Brown to replace Strauss-Kahn in IMF top job?

Posted by Dániel Antal on 15/05/11
Tags: , ,  

While Ms Merkel cannot discuss urgent matters on the euro crisis with the IMF while Mr Strauss-Kahn is detained in the United States, Mr Brown has already popped up again as a substitute for Stauss-Kahn for the top IMF job. Even if London is the biggest financial center of Europe, given the British disengagement with the EU it would look very odd if a top British politician would be nominated from this side of the Atlantic.
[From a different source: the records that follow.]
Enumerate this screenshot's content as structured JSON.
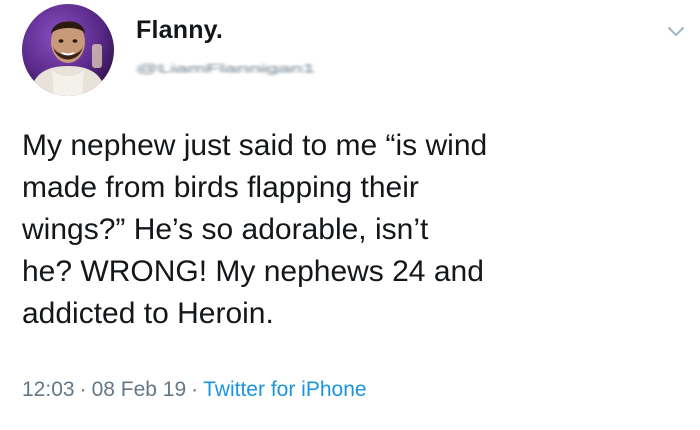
{
  "user": {
    "display_name": "Flanny.",
    "handle": "@LiamFlannigan1"
  },
  "tweet": {
    "lines": [
      "My nephew just said to me “is wind",
      "made from birds flapping their",
      "wings?” He’s so adorable, isn’t",
      "he? WRONG! My nephews 24 and",
      "addicted to Heroin."
    ],
    "time": "12:03",
    "separator": "·",
    "date": "08 Feb 19",
    "source": "Twitter for iPhone"
  },
  "icons": {
    "menu": "chevron-down-icon"
  },
  "colors": {
    "text": "#14171a",
    "secondary": "#657786",
    "link": "#1b95e0",
    "avatar_bg": "#5a2a8a"
  }
}
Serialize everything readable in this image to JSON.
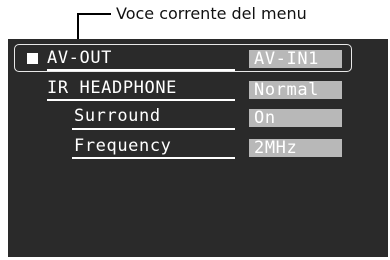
{
  "callout": {
    "text": "Voce corrente del menu"
  },
  "menu": {
    "items": [
      {
        "label": "AV-OUT",
        "value": "AV-IN1",
        "selected": true
      },
      {
        "label": "IR HEADPHONE",
        "value": "Normal",
        "selected": false
      },
      {
        "label": "Surround",
        "value": "On",
        "selected": false
      },
      {
        "label": "Frequency",
        "value": "2MHz",
        "selected": false
      }
    ]
  },
  "colors": {
    "osd_background": "#2a2a2a",
    "value_box": "#b8b8b8",
    "text": "#ffffff"
  }
}
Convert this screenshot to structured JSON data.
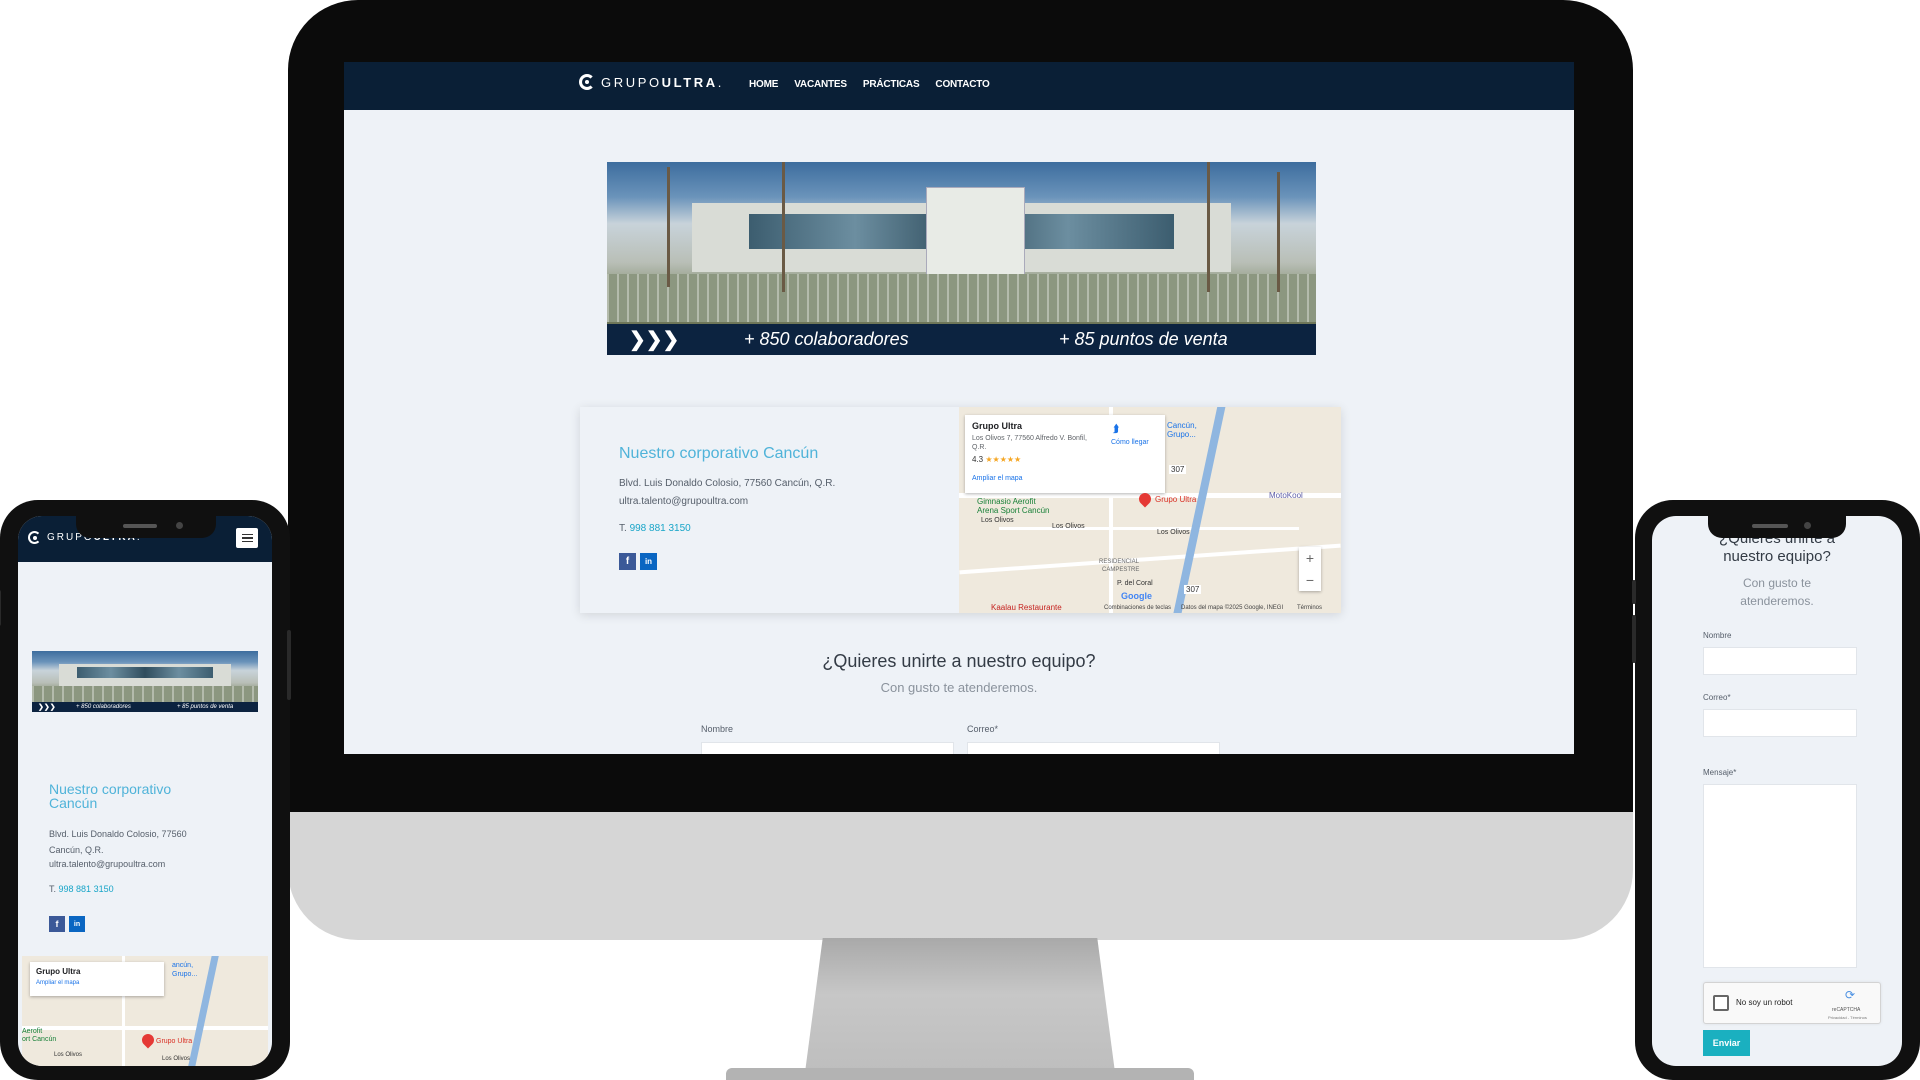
{
  "site": {
    "logo_prefix": "GRUPO",
    "logo_bold": "ULTRA",
    "logo_dot": "."
  },
  "nav": [
    {
      "label": "HOME"
    },
    {
      "label": "VACANTES"
    },
    {
      "label": "PRÁCTICAS"
    },
    {
      "label": "CONTACTO"
    }
  ],
  "hero": {
    "chevrons": "❯❯❯",
    "stat_left": "+ 850 colaboradores",
    "stat_right": "+ 85 puntos de venta"
  },
  "contact": {
    "title": "Nuestro corporativo Cancún",
    "title_mobile_line1": "Nuestro corporativo",
    "title_mobile_line2": "Cancún",
    "address": "Blvd. Luis Donaldo Colosio, 77560 Cancún, Q.R.",
    "address_mobile_line1": "Blvd. Luis Donaldo Colosio, 77560",
    "address_mobile_line2": "Cancún, Q.R.",
    "email": "ultra.talento@grupoultra.com",
    "phone_prefix": "T.",
    "phone": "998 881 3150",
    "facebook_glyph": "f",
    "linkedin_glyph": "in"
  },
  "map": {
    "place_name": "Grupo Ultra",
    "place_address_line1": "Los Olivos 7, 77560 Alfredo V. Bonfil,",
    "place_address_line2": "Q.R.",
    "rating": "4.3",
    "stars": "★★★★★",
    "directions": "Cómo llegar",
    "enlarge": "Ampliar el mapa",
    "pin_label": "Grupo Ultra",
    "label_cancun": "Cancún,",
    "label_grupo": "Grupo...",
    "label_arena": "Arena Sport Cancún",
    "label_aerofit": "Gimnasio Aerofit",
    "label_los_olivos_1": "Los Olivos",
    "label_los_olivos_2": "Los Olivos",
    "label_los_olivos_3": "Los Olivos",
    "label_residencial": "RESIDENCIAL",
    "label_campestre": "CAMPESTRE",
    "label_motokool": "MotoKool",
    "label_kaalau": "Kaalau Restaurante",
    "label_coral": "P. del Coral",
    "google": "Google",
    "shortcut": "Combinaciones de teclas",
    "data": "Datos del mapa ©2025 Google, INEGI",
    "terms": "Términos",
    "zoom_in": "+",
    "zoom_out": "−",
    "hw_sign": "307",
    "hw_sign_2": "307",
    "mobile_aerofit_line1": "Aerofit",
    "mobile_aerofit_line2": "ort Cancún",
    "mobile_cancun": "ancún,",
    "mobile_grupo": "Grupo..."
  },
  "join": {
    "title": "¿Quieres unirte a nuestro equipo?",
    "subtitle": "Con gusto te atenderemos.",
    "title_mobile_line1": "¿Quieres unirte a",
    "title_mobile_line2": "nuestro equipo?",
    "subtitle_mobile_line1": "Con gusto te",
    "subtitle_mobile_line2": "atenderemos."
  },
  "form": {
    "name_label": "Nombre",
    "email_label": "Correo",
    "message_label": "Mensaje",
    "required_mark": "*",
    "recaptcha_label": "No soy un robot",
    "recaptcha_brand": "reCAPTCHA",
    "recaptcha_links": "Privacidad - Términos",
    "submit": "Enviar"
  },
  "colors": {
    "header": "#0a1f36",
    "accent": "#4fb3d9",
    "link": "#18a5c8",
    "button": "#1ab0c0"
  }
}
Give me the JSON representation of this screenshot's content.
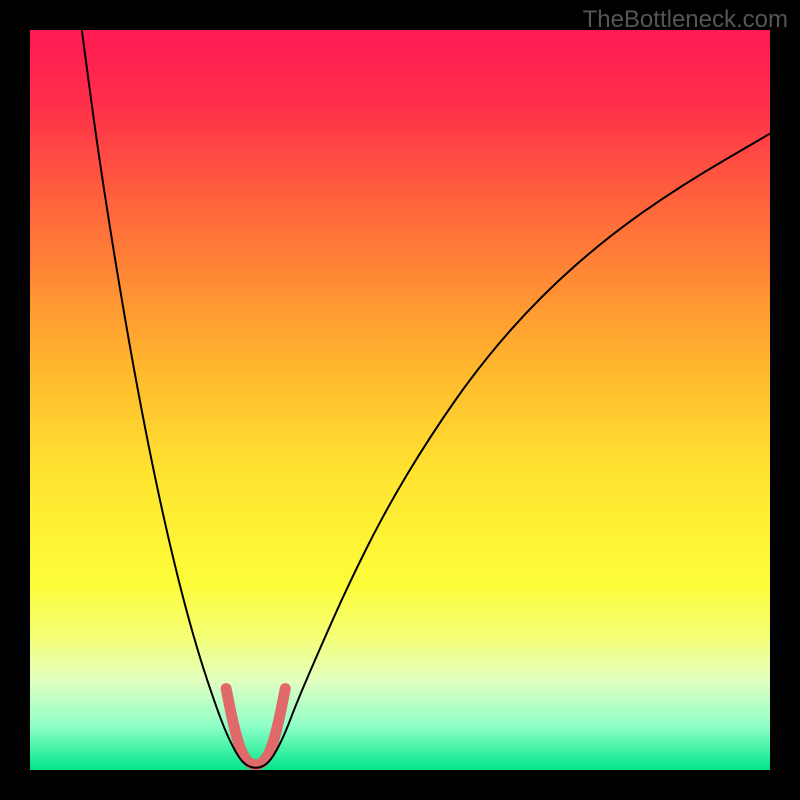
{
  "watermark": "TheBottleneck.com",
  "chart_data": {
    "type": "line",
    "title": "",
    "xlabel": "",
    "ylabel": "",
    "xlim": [
      0,
      100
    ],
    "ylim": [
      0,
      100
    ],
    "background_gradient_stops": [
      {
        "offset": 0.0,
        "color": "#ff1a53"
      },
      {
        "offset": 0.1,
        "color": "#ff2f4a"
      },
      {
        "offset": 0.25,
        "color": "#ff6a3a"
      },
      {
        "offset": 0.45,
        "color": "#ffb52e"
      },
      {
        "offset": 0.6,
        "color": "#ffe430"
      },
      {
        "offset": 0.75,
        "color": "#fdfd3a"
      },
      {
        "offset": 0.82,
        "color": "#f5ff77"
      },
      {
        "offset": 0.88,
        "color": "#e0ffc0"
      },
      {
        "offset": 0.94,
        "color": "#90ffc8"
      },
      {
        "offset": 1.0,
        "color": "#00e68a"
      }
    ],
    "series": [
      {
        "name": "curve",
        "color": "#000000",
        "width": 2,
        "points": [
          {
            "x": 7,
            "y": 100
          },
          {
            "x": 9,
            "y": 85
          },
          {
            "x": 11,
            "y": 72
          },
          {
            "x": 13,
            "y": 60
          },
          {
            "x": 15,
            "y": 49
          },
          {
            "x": 17,
            "y": 39
          },
          {
            "x": 19,
            "y": 30
          },
          {
            "x": 21,
            "y": 22
          },
          {
            "x": 23,
            "y": 15
          },
          {
            "x": 25,
            "y": 9
          },
          {
            "x": 26.5,
            "y": 5
          },
          {
            "x": 28,
            "y": 2
          },
          {
            "x": 29,
            "y": 0.8
          },
          {
            "x": 30,
            "y": 0.3
          },
          {
            "x": 31,
            "y": 0.3
          },
          {
            "x": 32,
            "y": 0.8
          },
          {
            "x": 33,
            "y": 2
          },
          {
            "x": 34.5,
            "y": 5
          },
          {
            "x": 36,
            "y": 9
          },
          {
            "x": 39,
            "y": 16
          },
          {
            "x": 43,
            "y": 25
          },
          {
            "x": 48,
            "y": 35
          },
          {
            "x": 54,
            "y": 45
          },
          {
            "x": 61,
            "y": 55
          },
          {
            "x": 69,
            "y": 64
          },
          {
            "x": 78,
            "y": 72
          },
          {
            "x": 88,
            "y": 79
          },
          {
            "x": 100,
            "y": 86
          }
        ]
      },
      {
        "name": "highlight",
        "color": "#e06a6a",
        "width": 11,
        "points": [
          {
            "x": 26.5,
            "y": 11
          },
          {
            "x": 27.5,
            "y": 6
          },
          {
            "x": 28.5,
            "y": 2.5
          },
          {
            "x": 29.5,
            "y": 1
          },
          {
            "x": 30.5,
            "y": 0.6
          },
          {
            "x": 31.5,
            "y": 1
          },
          {
            "x": 32.5,
            "y": 2.5
          },
          {
            "x": 33.5,
            "y": 6
          },
          {
            "x": 34.5,
            "y": 11
          }
        ]
      }
    ]
  }
}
In the Bretton Woods mathematics as long as the World Bank is held by the American Robert B. Zoellick, Europe should nominate the IMF chief. After we have embarrassed ourselves with the very European Socialist Mr Strauss-Kahn as much as the Bush administration had with the neocon Mr Wolfowitz, a British compromise candidate could look good in the equation. But not in 2011.

There had been a volunteer in line, Gordon Brown, who had already signaled that he would like to fill the job. (At that time, Mr Strauss-Kahn was expected to drop out as a French presidential candidate). David Cameron has a different political instinct than Nicolas Sarkozy (who counter-intuitively but successfully appoints political opponents to international positions) and he would not like to see the  Labor politician he defeated the year before.

Mr Cameron would only need to make a single phone call if he would not have pulled out from the European People’s Party, which has 16 prime ministers (the biggest vote-block in the IMF shareholder’s meeting). As Mr Cameron and his partly is not a formal ally of these prime ministers, they could easily support Brown if they had a good reason for it. Some countries will possibly do anyway. For example, if European politicians explicitly wanted to mock Mr Cameron, for instance, because his exit from the EPP alliance left them at the mercy of other groups in the European Parliament, they could take revenge. (This is not likely, as Cameron does not really have allies nor enemies in Europe yet – another sign of disengagement).

It is also interesting to look at Gordon Brown as a candidate himself. While in power, Mr Brown liked to distance himself from the governments he would like to represent as a candidate. He made sure to be late from the Lisbon Treaty signing ceremony so that he won’t be photographed with them. (To show that Britain came first, he attended a House of Commons meeting instead of the signing ceremony of the EU’s most important treaty). It would look rather odd if he would be the candidate of the Europe.

If I wanted to be ironic, he could put himself forward as a Scottish candidate. Scotland appears to be more pro-EU than the United Kingdom, but it still has a very long way to go for the EU membership.

Again, the fact that Britain is not in the eurozone could be cited as an advantage, but Gordon Brown would be a very problematic candidate. A good compromise would be a respectable Danish candidate (a competitive country in the Euro Pact, but not having the euro and thus a conflict of interest). But as Europe had already nominated the former Danish prime minister as a European candidate to the NATO, this is unlikely.